Di esempi analoghi se ne potrebbero fornire a dozzine. Ma il punto è sempre lo stesso: non v’è nulla che spieghi ciò che la guerra rappresentò allora per i contemporanei. E non vi è perché la mostra vuole soprattutto illustrare ciò che – secondo i suoi ideatori – deve rappresentare invece per noi: un avvenimento privo di qualunque significato che non sia il suo orrore, e dal quale perciò possiamo solo (anzi dobbiamo) prendere le distanze, come invita a fare la direttrice del Mart nella presentazione al catalogo.
Questa decontestualizzazione è poi moltiplicata attraverso l’altra scelta espositiva di cui dicevo: quella di inserire tra i materiali riferiti alla Grande guerra molte opere di artisti contemporanei (contemporanei a noi): si tratta di quadri, foto, video, installazioni varie riguardanti i conflitti degli ultimi decenni (dal Vietnam all’Afganistan, dalle guerre mediorientali al Kosovo) o di denuncia della guerra in generale.
La conoscenza degli avvenimenti del passato – si tratti della Grande guerra come di qualunque altra cosa, dal suffragio universale all’introduzione dell’acqua corrente nelle case – esiste solo in relazione al contesto storico specifico. Qui invece, nell’esposizione del Mart, la Prima guerra mondiale è radicalmente separata dal proprio tempo; ciò che interessa è infatti altro. È che il visitatore fruisca dei documenti esposti in un modo immediato (cioè non mediato da informazioni riferite a quel momento storico preciso), in una forma prevalentemente emotiva e inevitabilmente ideologica. Scopo precipuo della mostra, leggiamo nel catalogo, è infatti quello di denunciare l’«orrore di ogni guerra», a favore di un «messaggio di pace e fratellanza». Ottimi propositi naturalmente, ma in un altro ambito; non in quello di una mostra che dovrebbe ricordare uno dei più grandi e tragici avvenimenti del secolo scorso, ma finisce invece per renderlo incomprensibile. Una volta presentato quel conflitto come una tappa del grande fenomeno negativo della guerra, «di ogni guerra», diventa infatti difficile riconoscere pienamente le sue specificità, ciò che ne ha fatto un avvenimento in grado di cambiare radicalmente il corso della storia europea e mondiale. Specificità rispetto ai conflitti precedenti, caratterizzati da quelle battaglie decisive che invece i generali del 1914-18 attesero invano per anni.
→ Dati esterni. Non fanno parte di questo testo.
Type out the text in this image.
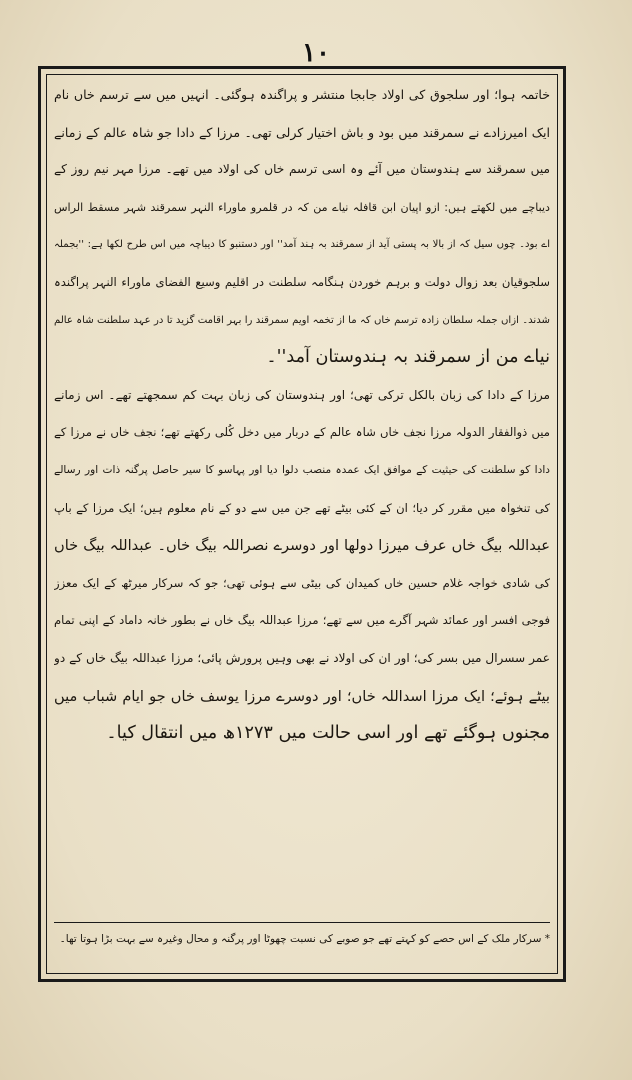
۱۰
خاتمہ ہوا؛ اور سلجوق کی اولاد جابجا منتشر و پراگندہ ہوگئی۔ انہیں میں سے ترسم خاں نام
ایک امیرزادے نے سمرقند میں بود و باش اختیار کرلی تھی۔ مرزا کے دادا جو شاہ عالم کے زمانے
میں سمرقند سے ہندوستان میں آئے وہ اسی ترسم خاں کی اولاد میں تھے۔ مرزا مہر نیم روز کے
دیباچے میں لکھتے ہیں: ازو اپیان ابن قافلہ نیاے من کہ در قلمرو ماوراء النہر سمرقند شہر مسقط الراس
اے بود۔ چوں سیل کہ از بالا بہ پستی آید از سمرقند بہ ہند آمد'' اور دستنبو کا دیباچہ میں اس طرح لکھا ہے: ''بجملہ
سلجوقیان بعد زوال دولت و برہم خوردن ہنگامہ سلطنت در اقلیم وسیع الفضای ماوراء النہر پراگندہ
شدند۔ ازاں جملہ سلطان زادہ ترسم خاں کہ ما از تخمہ اویم سمرقند را بہر اقامت گزید تا در عہد سلطنت شاہ عالم
نیاے من از سمرقند بہ ہندوستان آمد''۔
مرزا کے دادا کی زبان بالکل ترکی تھی؛ اور ہندوستان کی زبان بہت کم سمجھتے تھے۔ اس زمانے
میں ذوالفقار الدولہ مرزا نجف خاں شاہ عالم کے دربار میں دخل کُلی رکھتے تھے؛ نجف خاں نے مرزا کے
دادا کو سلطنت کی حیثیت کے موافق ایک عمدہ منصب دلوا دیا اور پہاسو کا سیر حاصل پرگنہ ذات اور رسالے
کی تنخواہ میں مقرر کر دیا؛ ان کے کئی بیٹے تھے جن میں سے دو کے نام معلوم ہیں؛ ایک مرزا کے باپ
عبداللہ بیگ خاں عرف میرزا دولھا اور دوسرے نصراللہ بیگ خاں۔ عبداللہ بیگ خاں
کی شادی خواجہ غلام حسین خاں کمیدان کی بیٹی سے ہوئی تھی؛ جو کہ سرکار میرٹھ کے ایک معزز
فوجی افسر اور عمائد شہر آگرے میں سے تھے؛ مرزا عبداللہ بیگ خاں نے بطور خانہ داماد کے اپنی تمام
عمر سسرال میں بسر کی؛ اور ان کی اولاد نے بھی وہیں پرورش پائی؛ مرزا عبداللہ بیگ خاں کے دو
بیٹے ہوئے؛ ایک مرزا اسداللہ خاں؛ اور دوسرے مرزا یوسف خاں جو ایام شباب میں
مجنوں ہوگئے تھے اور اسی حالت میں ۱۲۷۳ھ میں انتقال کیا۔
* سرکار ملک کے اس حصے کو کہتے تھے جو صوبے کی نسبت چھوٹا اور پرگنہ و محال وغیرہ سے بہت بڑا ہوتا تھا۔
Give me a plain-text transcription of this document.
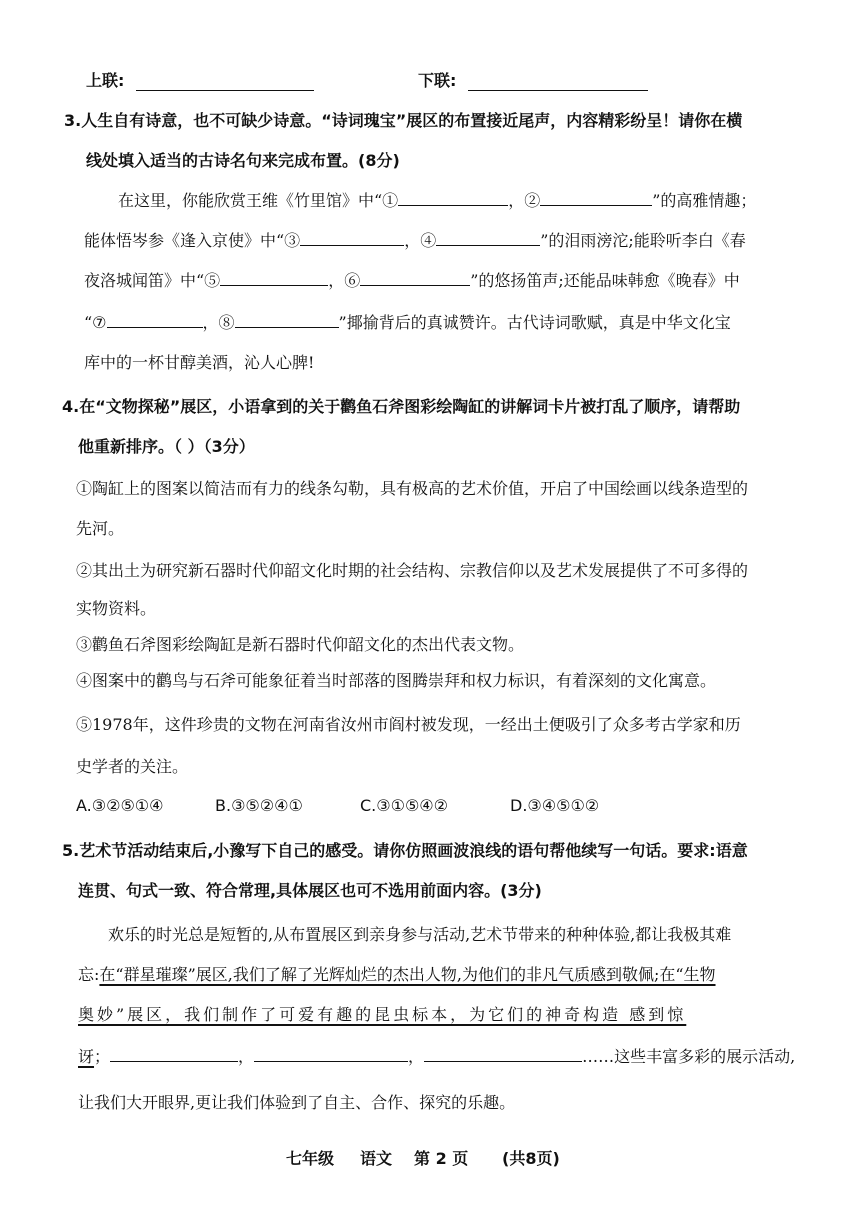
上联:	下联:
3.人生自有诗意，也不可缺少诗意。“诗词瑰宝”展区的布置接近尾声，内容精彩纷呈！请你在横
线处填入适当的古诗名句来完成布置。(8分)
在这里，你能欣赏王维《竹里馆》中“①	，②	”的高雅情趣；
能体悟岑参《逢入京使》中“③	，④	”的泪雨滂沱;能聆听李白《春
夜洛城闻笛》中“⑤	，⑥	”的悠扬笛声;还能品味韩愈《晚春》中
“⑦	，⑧	”揶揄背后的真诚赞许。古代诗词歌赋，真是中华文化宝
库中的一杯甘醇美酒，沁人心脾!
4.在“文物探秘”展区，小语拿到的关于鹳鱼石斧图彩绘陶缸的讲解词卡片被打乱了顺序，请帮助
他重新排序。（ ）（3分）
①陶缸上的图案以简洁而有力的线条勾勒，具有极高的艺术价值，开启了中国绘画以线条造型的
先河。
②其出土为研究新石器时代仰韶文化时期的社会结构、宗教信仰以及艺术发展提供了不可多得的
实物资料。
③鹳鱼石斧图彩绘陶缸是新石器时代仰韶文化的杰出代表文物。
④图案中的鹳鸟与石斧可能象征着当时部落的图腾崇拜和权力标识，有着深刻的文化寓意。
⑤1978年，这件珍贵的文物在河南省汝州市阎村被发现，一经出土便吸引了众多考古学家和历
史学者的关注。
A.③②⑤①④	B.③⑤②④①	C.③①⑤④②	D.③④⑤①②
5.艺术节活动结束后,小豫写下自己的感受。请你仿照画波浪线的语句帮他续写一句话。要求:语意
连贯、句式一致、符合常理,具体展区也可不选用前面内容。(3分)
欢乐的时光总是短暂的,从布置展区到亲身参与活动,艺术节带来的种种体验,都让我极其难
忘:在“群星璀璨”展区,我们了解了光辉灿烂的杰出人物,为他们的非凡气质感到敬佩;在“生物
奥妙”展区，我们制作了可爱有趣的昆虫标本，为它们的神奇构造 感到惊
讶；	，	，	……这些丰富多彩的展示活动,
让我们大开眼界,更让我们体验到了自主、合作、探究的乐趣。
七年级 语文 第 2 页 (共8页)
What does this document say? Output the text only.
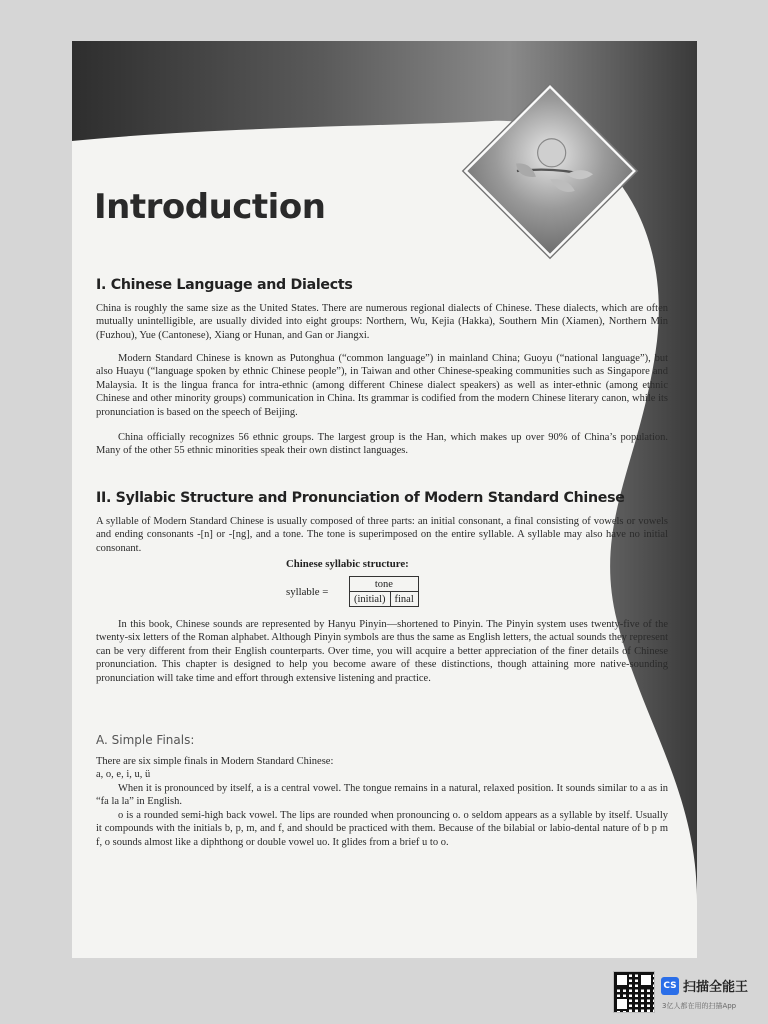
Introduction
I. Chinese Language and Dialects

China is roughly the same size as the United States. There are numerous regional dialects of Chinese. These dialects, which are often mutually unintelligible, are usually divided into eight groups: Northern, Wu, Kejia (Hakka), Southern Min (Xiamen), Northern Min (Fuzhou), Yue (Cantonese), Xiang or Hunan, and Gan or Jiangxi.

Modern Standard Chinese is known as Putonghua (“common language”) in mainland China; Guoyu (“national language”), but also Huayu (“language spoken by ethnic Chinese people”), in Taiwan and other Chinese-speaking communities such as Singapore and Malaysia. It is the lingua franca for intra-ethnic (among different Chinese dialect speakers) as well as inter-ethnic (among ethnic Chinese and other minority groups) communication in China. Its grammar is codified from the modern Chinese literary canon, while its pronunciation is based on the speech of Beijing.

China officially recognizes 56 ethnic groups. The largest group is the Han, which makes up over 90% of China’s population. Many of the other 55 ethnic minorities speak their own distinct languages.

II. Syllabic Structure and Pronunciation of Modern Standard Chinese

A syllable of Modern Standard Chinese is usually composed of three parts: an initial consonant, a final consisting of vowels or vowels and ending consonants -[n] or -[ng], and a tone. The tone is superimposed on the entire syllable. A syllable may also have no initial consonant.

Chinese syllabic structure:

syllable =
tone
(initial)	final

In this book, Chinese sounds are represented by Hanyu Pinyin—shortened to Pinyin. The Pinyin system uses twenty-five of the twenty-six letters of the Roman alphabet. Although Pinyin symbols are thus the same as English letters, the actual sounds they represent can be very different from their English counterparts. Over time, you will acquire a better appreciation of the finer details of Chinese pronunciation. This chapter is designed to help you become aware of these distinctions, though attaining more native-sounding pronunciation will take time and effort through extensive listening and practice.

A. Simple Finals:

There are six simple finals in Modern Standard Chinese:

a, o, e, i, u, ü

When it is pronounced by itself, a is a central vowel. The tongue remains in a natural, relaxed position. It sounds similar to a as in “fa la la” in English.

o is a rounded semi-high back vowel. The lips are rounded when pronouncing o. o seldom appears as a syllable by itself. Usually it compounds with the initials b, p, m, and f, and should be practiced with them. Because of the bilabial or labio-dental nature of b p m f, o sounds almost like a diphthong or double vowel uo. It glides from a brief u to o.

CS 扫描全能王
3亿人都在用的扫描App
Ma anche specificità rispetto alle guerre del futuro e in particolare a quelle di fine 900. Da questo punto di vista il continuo riferimento alla guerra del Vietnam presente nella mostra risulta particolarmente fuorviante: per i caratteri peculiari di un conflitto che opponeva il più potente esercito del mondo alle formazioni vietcong, ma anche per la forte opposizione alla guerra dell’opinione pubblica americana.
In questo modo, nonostante tutta la retorica sulla memoria alla quale anche i promotori della mostra fanno ricorso, la realtà storica della prima guerra mondiale e delle sue conseguenze (tra le quali, sia detto per inciso, il Trentino – sede del Mart – divenuto italiano) finisce per svanire, tra un ritratto della first lady Patricia Nixon e un filmato di Werner Herzog sulla prima guerra del Golfo.